Scientists claim to have discovered a fatty taste receptor in humans, which could make people more or less sensitive to the fat content of food and influence food preference, according to a new study published in the Journal of Lipid Research.
Researchers from the Washington University School of Medicine in St. Louis claim they have identified a variant of a gene called CD36, which is connected to the taste buds, and could mean that fat is sensed in the mouth in a similar way to other tastes – salt, sour, bitter, sweet, and umami. As many as one in five people may have a variant of the gene that makes less of an associated fat-sensitive protein, meaning that they could be less sensitive to the fat content of food.

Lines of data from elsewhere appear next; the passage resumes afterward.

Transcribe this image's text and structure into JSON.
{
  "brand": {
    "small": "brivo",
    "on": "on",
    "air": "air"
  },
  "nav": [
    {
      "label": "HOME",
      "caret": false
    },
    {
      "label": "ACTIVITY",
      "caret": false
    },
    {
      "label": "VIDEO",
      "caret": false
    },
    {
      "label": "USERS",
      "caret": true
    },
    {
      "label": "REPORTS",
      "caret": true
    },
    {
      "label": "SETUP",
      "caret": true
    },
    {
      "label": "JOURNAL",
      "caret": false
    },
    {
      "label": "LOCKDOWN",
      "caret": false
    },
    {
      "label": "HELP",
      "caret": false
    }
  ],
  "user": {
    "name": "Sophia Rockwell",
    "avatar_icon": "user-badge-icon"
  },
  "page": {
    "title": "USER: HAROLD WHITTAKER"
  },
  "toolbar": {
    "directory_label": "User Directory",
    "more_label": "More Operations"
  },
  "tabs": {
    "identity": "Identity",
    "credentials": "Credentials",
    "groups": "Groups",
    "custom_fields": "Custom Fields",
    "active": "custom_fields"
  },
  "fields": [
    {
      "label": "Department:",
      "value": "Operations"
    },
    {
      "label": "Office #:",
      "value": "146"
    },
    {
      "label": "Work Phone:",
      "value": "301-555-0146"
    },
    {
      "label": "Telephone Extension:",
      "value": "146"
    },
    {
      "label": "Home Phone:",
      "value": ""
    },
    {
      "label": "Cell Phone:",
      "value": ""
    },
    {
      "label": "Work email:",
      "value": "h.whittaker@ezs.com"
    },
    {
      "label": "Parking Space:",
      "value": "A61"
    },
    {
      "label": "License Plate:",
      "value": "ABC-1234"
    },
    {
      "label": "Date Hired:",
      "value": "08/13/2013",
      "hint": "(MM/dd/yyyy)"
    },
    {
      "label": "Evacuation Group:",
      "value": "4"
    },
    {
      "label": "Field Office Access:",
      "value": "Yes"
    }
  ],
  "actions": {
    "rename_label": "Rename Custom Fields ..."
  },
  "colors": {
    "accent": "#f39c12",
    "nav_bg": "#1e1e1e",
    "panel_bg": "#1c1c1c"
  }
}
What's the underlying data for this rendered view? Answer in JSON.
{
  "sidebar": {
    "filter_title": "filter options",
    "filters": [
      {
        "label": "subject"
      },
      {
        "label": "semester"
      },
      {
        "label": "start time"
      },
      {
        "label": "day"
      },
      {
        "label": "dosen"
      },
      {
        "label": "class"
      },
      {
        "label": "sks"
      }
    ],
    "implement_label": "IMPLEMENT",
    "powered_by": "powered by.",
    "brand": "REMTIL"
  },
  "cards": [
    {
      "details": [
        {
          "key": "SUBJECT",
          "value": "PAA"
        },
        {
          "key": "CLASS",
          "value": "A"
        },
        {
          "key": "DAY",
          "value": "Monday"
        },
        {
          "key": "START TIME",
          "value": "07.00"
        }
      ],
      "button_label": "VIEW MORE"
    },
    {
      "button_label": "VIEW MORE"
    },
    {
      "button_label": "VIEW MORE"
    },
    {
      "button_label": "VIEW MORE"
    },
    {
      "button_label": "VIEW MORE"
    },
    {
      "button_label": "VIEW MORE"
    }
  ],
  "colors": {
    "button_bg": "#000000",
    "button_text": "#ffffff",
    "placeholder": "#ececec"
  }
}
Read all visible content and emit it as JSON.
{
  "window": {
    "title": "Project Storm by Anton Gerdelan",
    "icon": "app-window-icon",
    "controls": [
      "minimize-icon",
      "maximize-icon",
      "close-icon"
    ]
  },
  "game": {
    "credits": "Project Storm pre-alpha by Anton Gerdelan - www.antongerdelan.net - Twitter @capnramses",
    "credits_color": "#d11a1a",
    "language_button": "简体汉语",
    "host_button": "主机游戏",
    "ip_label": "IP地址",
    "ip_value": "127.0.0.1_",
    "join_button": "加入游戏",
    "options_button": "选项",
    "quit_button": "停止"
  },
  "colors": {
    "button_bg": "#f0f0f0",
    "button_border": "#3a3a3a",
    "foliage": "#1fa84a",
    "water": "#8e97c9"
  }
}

They claim that this is the first time CD36 has been linked to fatty taste perception in humans, when traditionally fat perception was thought to be nearly entirely dependent on textural and aromatic cues.
“The ultimate goal is to understand how our perception of fat in food might influence what foods we eat and the quantities of fat that we consume,” said senior researcher Dr. Nada Abumrad of the Washington University School of Medicine. “In this study, we’ve found one potential reason for individual variability in how people sense fat.”
The researchers asked 21 obese subjects to taste the odd one out from three different solutions, one of which contained fat, and two others that were fat-free but similar in texture.
“This issue is particularly important in obesity, because obese subjects prefer foods with higher fat content and crave more high fat foods as compared with lean subjects,” the authors wrote.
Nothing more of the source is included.